Creative Writing Concentration
English majors with a concentration in creative writing must satisfy the requirements for the major, including an introductory-level and an advanced-level creative writing course in a single genre (fiction, non-fiction, poetry, or screenwriting), and an additional elective course in another genre of creative writing. Two of these creative writing courses may be the two allowed within the ten courses required for the major, with an additional creative writing course above the ten required (for a total of eleven courses).
NOTE: Introductory creative writing courses (1200-level) are not considered the same as general introductory level courses. A student may apply one or more introductory creative writing courses to the major in addition to the limit of two first-year seminars, 1100-level courses, and/or ENGL 1070.

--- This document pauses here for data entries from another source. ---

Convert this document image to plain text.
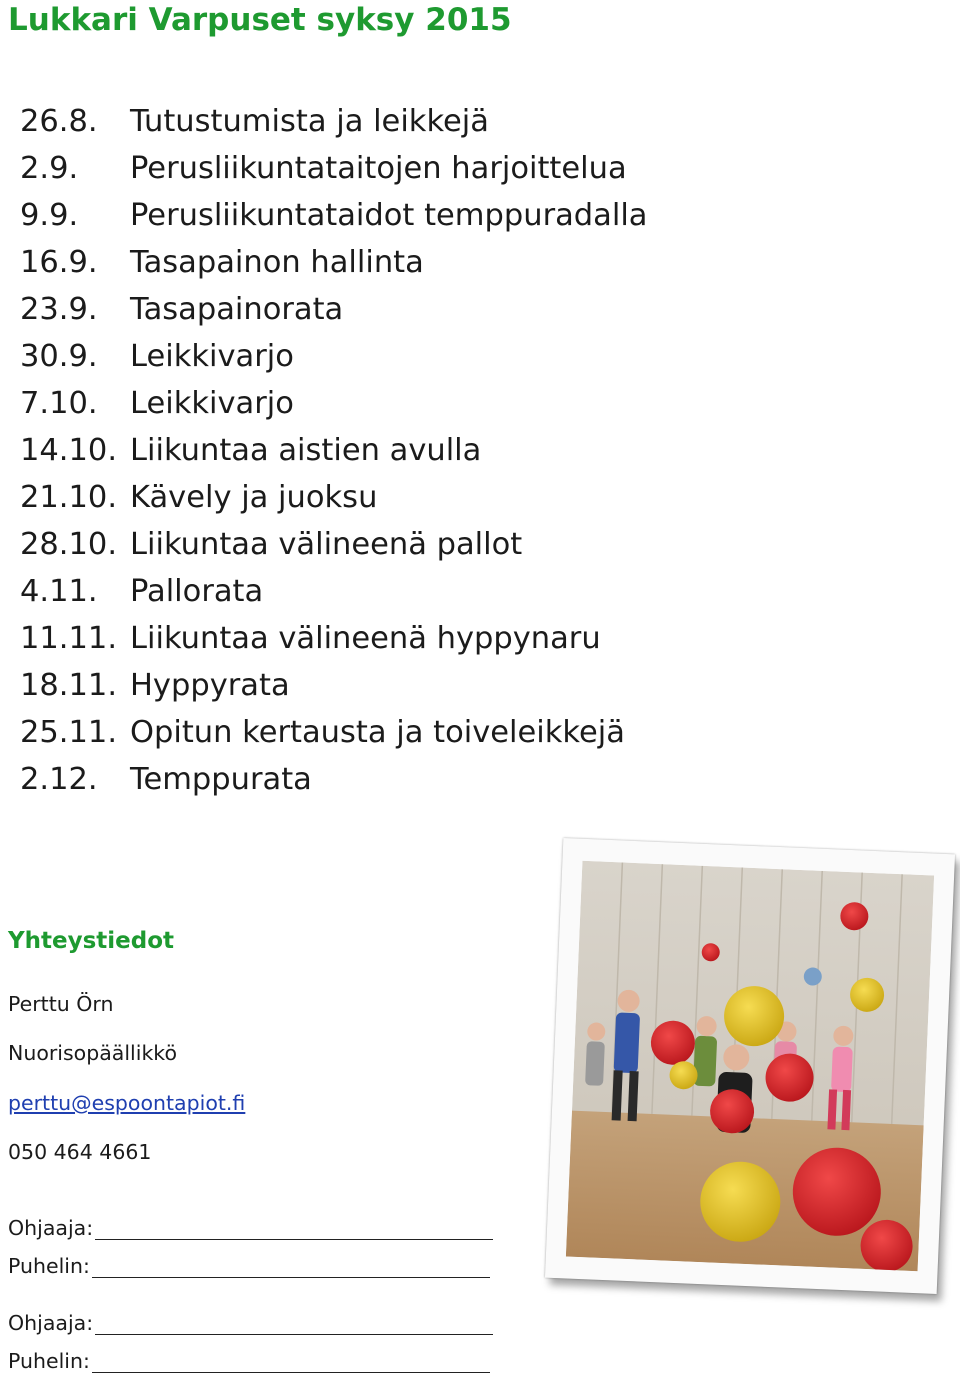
Lukkari Varpuset syksy 2015
26.8. Tutustumista ja leikkejä
2.9. Perusliikuntataitojen harjoittelua
9.9. Perusliikuntataidot temppuradalla
16.9. Tasapainon hallinta
23.9. Tasapainorata
30.9. Leikkivarjo
7.10. Leikkivarjo
14.10. Liikuntaa aistien avulla
21.10. Kävely ja juoksu
28.10. Liikuntaa välineenä pallot
4.11. Pallorata
11.11. Liikuntaa välineenä hyppynaru
18.11. Hyppyrata
25.11. Opitun kertausta ja toiveleikkejä
2.12. Temppurata
Yhteystiedot
Perttu Örn
Nuorisopäällikkö
perttu@espoontapiot.fi
050 464 4661
Ohjaaja:
Puhelin:
Ohjaaja:
Puhelin:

Beginning with the class of 2022 (students who entered Bowdoin in academic year 2018-19), first-year seminars in creative writing do not count toward the creative writing concentration.
The department offers a variety of creative writing courses, including:
- an introductory and an advanced workshop in poetry writing (ENGL 1225 and 2852)
- an introductory and advanced workshop in fiction writing (ENGL 1228 and 2853)
- a variety of creative non-fiction courses
- ENGL 2860 The Fundamentals of Screenwriting
A student may count three of these courses (two courses in one genre, plus a course in another genre) toward the creative writing concentration. Students may also count two of these classes toward the traditional English major.
By taking both creative writing courses and a wide range of literature and theory courses, students learn about creative writing as a craft - and as an engagement with a long, diverse tradition of writers and scholars. The creative writing classes and readings by visiting creative writers act in harmony with the literature classes. Students learn about literature by writing it and gain a sharper sense of literary form, making certain features of the literary endeavor—such as the effect of influence, the role of the authorial person, and the usefulness of specific literary traditions and techniques—even more vivid.